S’inspirer de la sécurité sociale en France, en apprenant de ses erreurs
Le collectif entend éviter deux biais qui ont fragilisé le système de sécurité sociale : la reprise en main par l’État et le désengagement financier. Au départ, les caisses étaient gérées par un collège réunissant des représentants des syndicats de travailleurs, majoritaires, et des représentants des organisations patronales. Dès 1958, l’État reprend une partie de la gestion des caisses : les directeurs ne sont plus élus mais nommés par les préfets. Puis l’État impose le paritarisme : la gestion est confiée à part égale aux organisations patronales et de salariés. Côté financement, le taux de cotisation, à la charge à la fois de l’employeur et du salarié, augmente jusqu’en 1979 avant d’être figé, puis diminue au gré des diverses exonérations au prétexte de la compétitivité des entreprises, jusqu’à creuser le fameux « trou de la Sécu ».
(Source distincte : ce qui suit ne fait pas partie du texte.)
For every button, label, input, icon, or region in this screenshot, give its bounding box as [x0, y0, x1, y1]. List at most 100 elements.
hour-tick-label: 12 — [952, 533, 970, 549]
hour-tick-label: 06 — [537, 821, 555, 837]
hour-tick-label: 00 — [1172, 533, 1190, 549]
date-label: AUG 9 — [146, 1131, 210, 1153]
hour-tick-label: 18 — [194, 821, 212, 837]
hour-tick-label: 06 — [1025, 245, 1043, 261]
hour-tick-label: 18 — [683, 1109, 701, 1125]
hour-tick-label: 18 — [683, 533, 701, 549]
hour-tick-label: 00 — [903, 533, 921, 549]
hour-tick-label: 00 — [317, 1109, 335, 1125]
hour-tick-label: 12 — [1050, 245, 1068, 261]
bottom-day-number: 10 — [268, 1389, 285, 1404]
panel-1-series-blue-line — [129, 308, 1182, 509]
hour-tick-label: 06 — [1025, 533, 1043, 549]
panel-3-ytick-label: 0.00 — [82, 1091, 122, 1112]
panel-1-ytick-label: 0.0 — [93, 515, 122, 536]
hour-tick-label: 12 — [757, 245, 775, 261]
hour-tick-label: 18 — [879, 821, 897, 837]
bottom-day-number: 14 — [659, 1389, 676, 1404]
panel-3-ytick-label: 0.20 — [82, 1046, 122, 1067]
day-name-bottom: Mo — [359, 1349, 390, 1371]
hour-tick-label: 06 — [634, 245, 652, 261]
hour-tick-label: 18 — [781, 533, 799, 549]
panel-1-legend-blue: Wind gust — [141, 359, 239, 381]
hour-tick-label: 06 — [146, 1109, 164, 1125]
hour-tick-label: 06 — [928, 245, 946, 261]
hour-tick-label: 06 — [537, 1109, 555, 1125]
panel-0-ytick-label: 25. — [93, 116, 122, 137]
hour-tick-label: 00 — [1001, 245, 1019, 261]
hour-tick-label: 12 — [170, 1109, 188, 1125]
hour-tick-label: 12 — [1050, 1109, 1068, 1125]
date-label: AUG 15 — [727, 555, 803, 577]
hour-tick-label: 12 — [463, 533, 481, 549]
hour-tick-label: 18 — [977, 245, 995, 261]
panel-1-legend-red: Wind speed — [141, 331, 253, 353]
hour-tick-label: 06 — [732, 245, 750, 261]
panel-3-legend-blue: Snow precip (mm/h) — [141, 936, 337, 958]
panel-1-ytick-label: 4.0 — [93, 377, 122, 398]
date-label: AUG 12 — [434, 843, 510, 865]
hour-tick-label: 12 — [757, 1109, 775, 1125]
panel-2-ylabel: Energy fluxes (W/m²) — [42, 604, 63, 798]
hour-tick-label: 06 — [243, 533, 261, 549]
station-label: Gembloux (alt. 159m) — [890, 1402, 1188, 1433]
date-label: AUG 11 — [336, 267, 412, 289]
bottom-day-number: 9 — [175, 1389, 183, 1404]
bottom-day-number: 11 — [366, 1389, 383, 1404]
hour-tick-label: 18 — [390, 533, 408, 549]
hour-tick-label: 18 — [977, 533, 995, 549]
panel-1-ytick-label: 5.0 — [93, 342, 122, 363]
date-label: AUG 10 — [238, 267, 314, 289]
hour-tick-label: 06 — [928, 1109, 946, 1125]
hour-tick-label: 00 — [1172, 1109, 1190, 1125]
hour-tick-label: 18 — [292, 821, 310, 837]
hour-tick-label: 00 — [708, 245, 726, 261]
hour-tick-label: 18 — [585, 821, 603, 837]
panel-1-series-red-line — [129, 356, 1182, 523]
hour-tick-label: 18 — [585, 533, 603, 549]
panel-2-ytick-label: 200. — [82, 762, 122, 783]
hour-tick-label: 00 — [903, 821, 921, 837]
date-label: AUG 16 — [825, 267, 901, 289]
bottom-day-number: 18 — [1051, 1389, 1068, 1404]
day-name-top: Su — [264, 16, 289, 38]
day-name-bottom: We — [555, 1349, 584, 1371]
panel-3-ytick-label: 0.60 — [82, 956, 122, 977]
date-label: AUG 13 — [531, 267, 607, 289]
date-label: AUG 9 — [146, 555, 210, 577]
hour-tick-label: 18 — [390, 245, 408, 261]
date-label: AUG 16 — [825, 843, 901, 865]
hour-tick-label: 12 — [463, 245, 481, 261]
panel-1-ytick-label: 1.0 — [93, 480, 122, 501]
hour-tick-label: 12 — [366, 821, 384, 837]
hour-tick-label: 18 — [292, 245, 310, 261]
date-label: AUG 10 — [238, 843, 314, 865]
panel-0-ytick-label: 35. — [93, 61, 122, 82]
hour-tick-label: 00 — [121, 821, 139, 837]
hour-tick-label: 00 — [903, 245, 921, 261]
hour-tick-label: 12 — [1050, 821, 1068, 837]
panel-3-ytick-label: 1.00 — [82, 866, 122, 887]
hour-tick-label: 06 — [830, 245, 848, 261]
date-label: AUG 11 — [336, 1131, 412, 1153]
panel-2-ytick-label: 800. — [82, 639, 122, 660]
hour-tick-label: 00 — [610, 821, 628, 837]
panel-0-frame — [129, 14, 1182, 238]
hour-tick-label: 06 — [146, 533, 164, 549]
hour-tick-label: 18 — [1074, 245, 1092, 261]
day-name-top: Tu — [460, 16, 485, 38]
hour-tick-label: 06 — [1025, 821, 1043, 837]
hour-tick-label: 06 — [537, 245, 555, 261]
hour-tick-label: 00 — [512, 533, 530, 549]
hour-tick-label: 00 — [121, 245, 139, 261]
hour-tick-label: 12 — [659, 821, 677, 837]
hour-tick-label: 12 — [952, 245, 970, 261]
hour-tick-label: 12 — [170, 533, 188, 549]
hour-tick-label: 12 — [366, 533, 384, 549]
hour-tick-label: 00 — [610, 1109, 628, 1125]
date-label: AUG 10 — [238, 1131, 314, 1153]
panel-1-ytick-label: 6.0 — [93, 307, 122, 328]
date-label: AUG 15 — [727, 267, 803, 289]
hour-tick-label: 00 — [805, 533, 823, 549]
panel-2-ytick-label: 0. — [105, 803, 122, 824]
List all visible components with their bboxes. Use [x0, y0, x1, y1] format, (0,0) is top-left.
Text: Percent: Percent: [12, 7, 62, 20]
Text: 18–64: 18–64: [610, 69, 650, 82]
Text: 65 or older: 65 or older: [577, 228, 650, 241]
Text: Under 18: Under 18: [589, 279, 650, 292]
Un projet qui irrigue les réflexions du mouvement social
Depuis la publication en février 2019 dans Basta ! d’une première tribune sur la sécurité sociale de l’alimentation, l’idée a cheminé. À travers des vidéos, ateliers et même conférences gesticulées [2], le collectif s’emploie à faire de l’éducation populaire sur ces questions. Plusieurs candidats aux dernières élections municipales ont fait savoir qu’ils souhaitaient « expérimenter » une sécurité sociale de l’alimentation sur leur territoire, à l’image de la liste de gauche « Villeurbanne en commun » qui a emporté la mairie (150 000 habitants). Une audition du collectif en ce sens s’est aussi tenue mi-2020 au conseil économique, social et environnemental de Nouvelle-Aquitaine, pour une possible expérimentation locale.
L’idée continue d’essaimer. L’Inspection générale des affaires sociales la trouve même « particulièrement stimulante ». « Il serait parfaitement logique qu’un bien de première nécessité comme l’alimentation soit également garanti dans un cadre mutualisé », note-t-elle dans un rapport publié fin 2019 [3]. C’est également un bon moyen de « reprendre le contrôle » de notre alimentation, comme l’appelle de ses vœux l’Élysée.